Urine travels from the kidney to the bladder through tubes called ureters. A ureter stone is a mineral mass in the ureter, which may or may not have originated in the kidney and traveled down into the ureter. A stone begins when particles of minerals in stagnated urine crystallize and form a mass.
If small enough, a stone can disengage and pass through the ureter and out of the body unnoticed. If it is too large, it may lodge in the ureter and obstruct the flow of urine.

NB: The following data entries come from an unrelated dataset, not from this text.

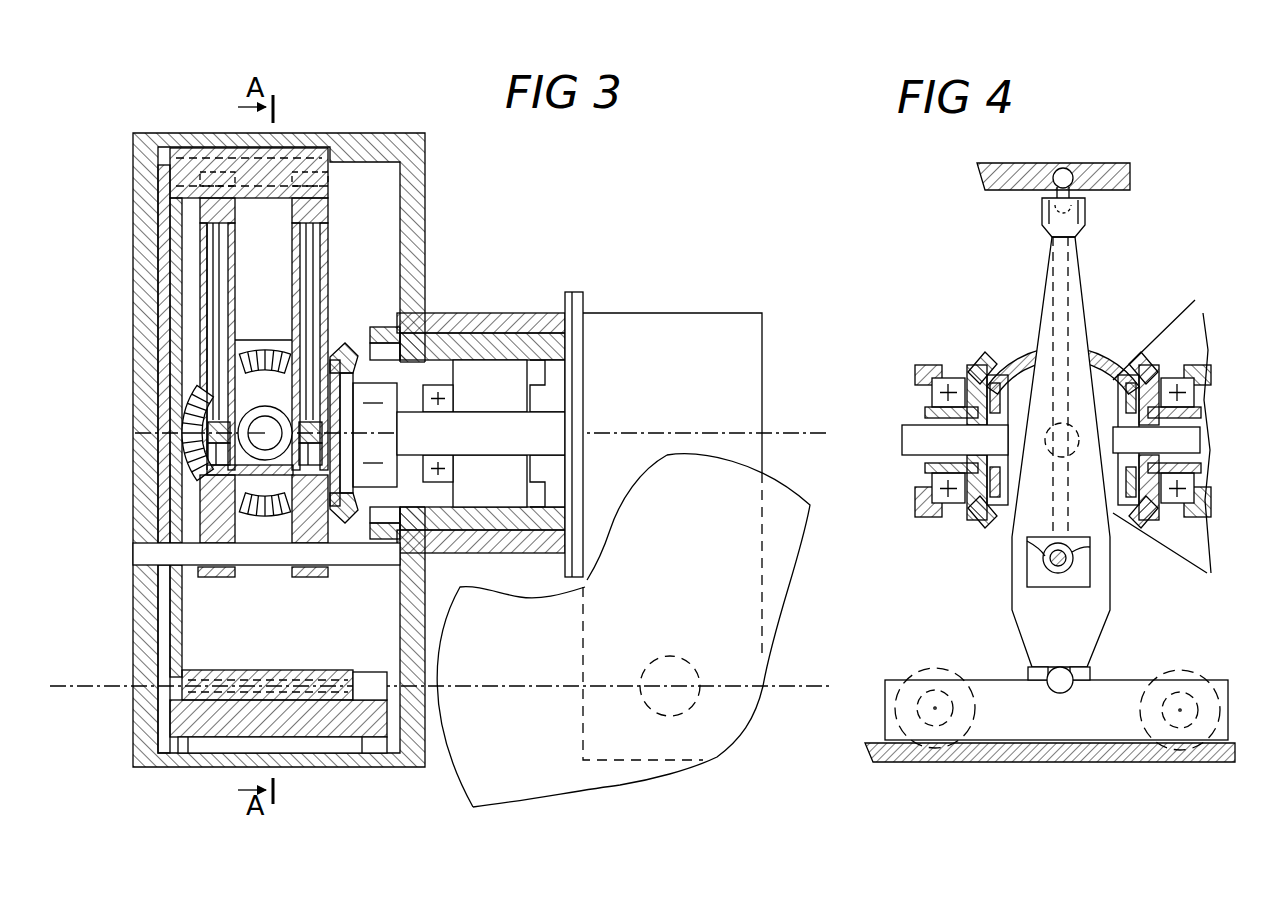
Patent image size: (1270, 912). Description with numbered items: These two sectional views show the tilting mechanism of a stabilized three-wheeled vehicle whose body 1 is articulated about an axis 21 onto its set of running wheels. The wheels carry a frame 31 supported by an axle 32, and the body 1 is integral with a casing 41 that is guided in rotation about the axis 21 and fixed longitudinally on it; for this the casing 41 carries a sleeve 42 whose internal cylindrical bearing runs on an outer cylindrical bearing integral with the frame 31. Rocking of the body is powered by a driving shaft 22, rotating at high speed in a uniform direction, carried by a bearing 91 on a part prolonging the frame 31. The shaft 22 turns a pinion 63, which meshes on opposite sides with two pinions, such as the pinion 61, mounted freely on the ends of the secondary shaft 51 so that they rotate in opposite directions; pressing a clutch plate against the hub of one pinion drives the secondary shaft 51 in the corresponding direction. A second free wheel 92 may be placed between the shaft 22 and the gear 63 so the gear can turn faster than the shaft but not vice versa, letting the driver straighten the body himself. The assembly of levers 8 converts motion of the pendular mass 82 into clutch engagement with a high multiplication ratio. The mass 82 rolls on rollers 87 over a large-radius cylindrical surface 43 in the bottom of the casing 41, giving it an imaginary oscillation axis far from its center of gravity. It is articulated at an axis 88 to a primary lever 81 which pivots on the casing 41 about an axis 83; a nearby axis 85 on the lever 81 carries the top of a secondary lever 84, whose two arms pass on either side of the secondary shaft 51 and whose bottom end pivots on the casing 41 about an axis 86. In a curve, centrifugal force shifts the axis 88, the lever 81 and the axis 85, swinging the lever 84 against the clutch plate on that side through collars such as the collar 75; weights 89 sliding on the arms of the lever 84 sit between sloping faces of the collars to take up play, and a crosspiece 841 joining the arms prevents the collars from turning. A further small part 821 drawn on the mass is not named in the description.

In FIG. 3, the body 1 is at (778, 690).
In FIG. 3, the set of levers 8 is at (240, 242).
In FIG. 3, the axis of articulation 21 is at (600, 433).
In FIG. 3, the driving shaft 22 is at (487, 423).
In FIG. 3, the frame 31 is at (650, 353).
In FIG. 3, the axle 32 is at (640, 687).
In FIG. 3, the casing 41 is at (368, 132).
In FIG. 4, the casing 41 is at (1034, 160).
In FIG. 3, the sleeve 42 is at (468, 313).
In FIG. 4, the cylindrical surface 43 is at (875, 745).
In FIG. 3, the secondary shaft 51 is at (200, 395).
In FIG. 3, the pinion 61 is at (250, 350).
In FIG. 3, the pinion 63 is at (343, 347).
In FIG. 3, the collar 75 is at (215, 418).
In FIG. 3, the primary lever 81 is at (165, 598).
In FIG. 4, the primary lever 81 is at (1075, 293).
In FIG. 3, the pendular mass 82 is at (190, 713).
In FIG. 4, the pendular mass 82 is at (1015, 705).
In FIG. 4, the tab 821 is at (1010, 640).
In FIG. 3, the axis 83 is at (200, 152).
In FIG. 4, the axis 83 is at (1065, 168).
In FIG. 3, the secondary lever 84 is at (205, 268).
In FIG. 4, the secondary lever 84 is at (1060, 257).
In FIG. 3, the axis of articulation 85 is at (181, 192).
In FIG. 4, the axis of articulation 85 is at (1082, 200).
In FIG. 3, the axis 86 is at (160, 553).
In FIG. 4, the axis 86 is at (1044, 558).
In FIG. 3, the rollers 87 is at (165, 748).
In FIG. 4, the rollers 87 is at (925, 672).
In FIG. 3, the axis 88 is at (250, 670).
In FIG. 4, the axis 88 is at (1065, 693).
In FIG. 3, the weights 89 is at (228, 470).
In FIG. 4, the weights 89 is at (1090, 370).
In FIG. 3, the crosspiece 841 is at (225, 495).
In FIG. 3, the bearing 91 is at (548, 400).
In FIG. 3, the second free wheel 92 is at (375, 328).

Treatments that do not require the use of surgical procedures are always preferable. If stones are small enough, a daily regimen of the patient drinking two to three quarts of water can cause a stone to pass naturally out of the body. Pain medication may be recommended, as well as follow-up medications to control acid or alkali in the urine (the key elements of crystals), or to decrease calcium released into urine by the kidneys and assist in calcium retention in the bones.
When treating infected (struvite) stones, it is important to keep the urine free of bacteria after removal in order to prevent further infection. Antibiotics may be prescribed and regular urinalyses performed.
If stones are causing pain, blocking urine flow, causing infection or growing, surgery is usually necessary. New non-surgical and endoscopic options are available.
Used only for stones in the mid and lower ureter, ureteroscopic stone removal does not require an incision. Instead, a fiberoptic ureterscope is inserted through the bladder into the ureter to locate the stone, which is either extracted with a cage-like device or shattered with shock waves. A stent may be used to assist in urine flow.